I sat there like a good little girl and waited for permission to get out, too. Five minutes. That’s how long Paxton left me waiting. He talked to the pilot while the girls helped load the cart with our things. I played on my phone, fuming from the inside out. We couldn’t afford Disneyland, but we could afford private planes. Made perfect sense to me.

I defiantly held up a finger when Paxton opened the door. My phone was taken right out of my hand and placed in his shorts pocket. Jerk. I declined his hand and sidestepped him, smiling brightly at the girl’s excitement. One finger through my belt-loop stopped me.

“Calm down now, Pumpkin,” I heard in whisper through a smirk. Paxton did this shit on purpose. Not being used to this side of me, Paxton got off on me being disobedient.

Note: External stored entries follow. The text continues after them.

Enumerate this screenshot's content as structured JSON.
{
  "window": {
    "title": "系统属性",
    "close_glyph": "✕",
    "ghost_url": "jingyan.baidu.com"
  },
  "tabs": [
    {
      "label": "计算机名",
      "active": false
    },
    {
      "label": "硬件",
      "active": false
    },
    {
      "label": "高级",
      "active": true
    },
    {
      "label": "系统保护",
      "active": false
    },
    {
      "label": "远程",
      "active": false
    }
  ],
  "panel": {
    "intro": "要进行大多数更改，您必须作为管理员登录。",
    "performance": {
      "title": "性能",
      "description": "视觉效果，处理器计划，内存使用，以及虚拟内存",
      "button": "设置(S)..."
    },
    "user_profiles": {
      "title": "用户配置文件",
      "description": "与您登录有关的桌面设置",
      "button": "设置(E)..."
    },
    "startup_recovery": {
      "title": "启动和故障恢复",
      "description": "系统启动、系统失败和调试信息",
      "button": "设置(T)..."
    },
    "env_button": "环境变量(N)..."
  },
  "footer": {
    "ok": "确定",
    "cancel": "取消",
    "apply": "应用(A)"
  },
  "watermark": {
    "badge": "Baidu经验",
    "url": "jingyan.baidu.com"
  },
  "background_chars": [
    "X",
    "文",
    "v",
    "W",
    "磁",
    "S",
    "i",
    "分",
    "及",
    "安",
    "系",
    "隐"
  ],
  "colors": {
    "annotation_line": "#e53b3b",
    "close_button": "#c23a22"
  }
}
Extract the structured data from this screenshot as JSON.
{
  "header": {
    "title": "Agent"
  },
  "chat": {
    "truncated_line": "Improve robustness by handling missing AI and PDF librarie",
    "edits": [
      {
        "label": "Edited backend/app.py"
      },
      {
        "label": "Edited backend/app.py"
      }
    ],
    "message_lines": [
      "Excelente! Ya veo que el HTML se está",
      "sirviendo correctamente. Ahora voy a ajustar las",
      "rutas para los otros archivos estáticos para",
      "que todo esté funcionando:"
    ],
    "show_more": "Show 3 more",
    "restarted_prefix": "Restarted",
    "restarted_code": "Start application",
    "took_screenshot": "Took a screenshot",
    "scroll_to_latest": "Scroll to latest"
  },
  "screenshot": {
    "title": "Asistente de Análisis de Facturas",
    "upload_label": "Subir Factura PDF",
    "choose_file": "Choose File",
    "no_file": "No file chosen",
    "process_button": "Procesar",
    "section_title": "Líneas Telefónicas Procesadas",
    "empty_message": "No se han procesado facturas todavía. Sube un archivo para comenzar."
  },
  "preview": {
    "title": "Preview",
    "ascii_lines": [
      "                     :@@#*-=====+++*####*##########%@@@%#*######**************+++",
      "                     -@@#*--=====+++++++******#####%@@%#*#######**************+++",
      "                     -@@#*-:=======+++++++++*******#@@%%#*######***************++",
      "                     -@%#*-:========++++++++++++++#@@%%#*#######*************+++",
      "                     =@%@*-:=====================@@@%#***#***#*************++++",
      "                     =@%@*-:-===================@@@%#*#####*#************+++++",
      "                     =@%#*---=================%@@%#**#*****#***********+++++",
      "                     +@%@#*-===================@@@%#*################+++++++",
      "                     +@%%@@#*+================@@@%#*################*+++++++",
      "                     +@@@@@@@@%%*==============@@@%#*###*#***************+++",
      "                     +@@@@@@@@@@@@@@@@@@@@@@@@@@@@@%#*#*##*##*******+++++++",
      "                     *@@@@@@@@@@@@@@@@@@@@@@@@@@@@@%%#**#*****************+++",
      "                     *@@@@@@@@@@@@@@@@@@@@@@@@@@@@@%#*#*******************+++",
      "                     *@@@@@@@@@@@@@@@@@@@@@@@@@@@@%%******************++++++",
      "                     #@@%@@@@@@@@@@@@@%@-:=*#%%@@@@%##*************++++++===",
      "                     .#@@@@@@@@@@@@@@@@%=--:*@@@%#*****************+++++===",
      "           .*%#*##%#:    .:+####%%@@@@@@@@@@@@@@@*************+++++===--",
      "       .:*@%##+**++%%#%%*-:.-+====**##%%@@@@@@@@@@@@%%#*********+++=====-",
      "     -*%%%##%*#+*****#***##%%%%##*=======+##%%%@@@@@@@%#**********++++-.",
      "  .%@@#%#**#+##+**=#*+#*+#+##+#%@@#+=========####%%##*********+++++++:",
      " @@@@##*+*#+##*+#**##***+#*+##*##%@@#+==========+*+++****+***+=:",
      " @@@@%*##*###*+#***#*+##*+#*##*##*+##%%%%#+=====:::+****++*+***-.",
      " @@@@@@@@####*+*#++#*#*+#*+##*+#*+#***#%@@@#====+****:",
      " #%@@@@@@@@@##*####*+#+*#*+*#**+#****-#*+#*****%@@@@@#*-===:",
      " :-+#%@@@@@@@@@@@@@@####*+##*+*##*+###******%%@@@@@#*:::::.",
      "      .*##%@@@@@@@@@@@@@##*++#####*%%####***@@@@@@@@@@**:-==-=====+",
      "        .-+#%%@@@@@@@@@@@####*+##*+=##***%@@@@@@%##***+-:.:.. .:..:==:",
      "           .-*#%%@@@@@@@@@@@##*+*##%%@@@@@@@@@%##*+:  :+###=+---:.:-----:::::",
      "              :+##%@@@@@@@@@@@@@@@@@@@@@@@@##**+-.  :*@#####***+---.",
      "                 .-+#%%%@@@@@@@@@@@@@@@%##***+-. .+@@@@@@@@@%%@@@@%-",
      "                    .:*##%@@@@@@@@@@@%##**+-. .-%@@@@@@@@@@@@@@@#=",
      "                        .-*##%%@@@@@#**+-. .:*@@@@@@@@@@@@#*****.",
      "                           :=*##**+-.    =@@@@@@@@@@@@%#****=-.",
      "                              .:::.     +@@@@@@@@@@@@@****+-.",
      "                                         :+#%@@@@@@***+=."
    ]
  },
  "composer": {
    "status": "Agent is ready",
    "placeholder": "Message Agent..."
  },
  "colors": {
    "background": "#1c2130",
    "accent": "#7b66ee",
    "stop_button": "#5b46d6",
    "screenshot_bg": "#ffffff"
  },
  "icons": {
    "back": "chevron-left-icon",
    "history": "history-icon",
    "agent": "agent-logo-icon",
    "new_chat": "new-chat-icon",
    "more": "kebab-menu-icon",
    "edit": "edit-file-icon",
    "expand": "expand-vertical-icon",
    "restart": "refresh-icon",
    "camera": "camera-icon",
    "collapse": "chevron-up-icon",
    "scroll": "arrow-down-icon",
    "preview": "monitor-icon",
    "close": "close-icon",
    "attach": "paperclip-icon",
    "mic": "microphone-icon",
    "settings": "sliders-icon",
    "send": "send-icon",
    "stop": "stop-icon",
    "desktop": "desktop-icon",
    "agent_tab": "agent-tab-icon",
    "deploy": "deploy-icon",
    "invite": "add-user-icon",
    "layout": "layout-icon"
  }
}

A twist of my arm separated his body close to mine. I’ll give you pumpkin. Jerk. Paxton laughed behind me, and I shook my head. Not at him. At myself. I loved this Paxton. The playful one that liked me. I could tell myself a million times that I wouldn’t let myself get wrapped up in him the next time he decided to be normal. I promised myself that I would stay somber. Even when we had sex. I hadn’t had to worry about that. We hadn’t had sex. In nine days! That was the longest I’d gone without sex since I could remember. Inside jokes aside, that was a long time for me.

Paxton turning into this man twisted me into Jell-O. No matter how much I wanted to be stronger than him, show him what I was really made of, I couldn’t do it. I melted to this man. To this side of Paxton.

Paxton slowed his pace and answered his ringing phone, still laughing.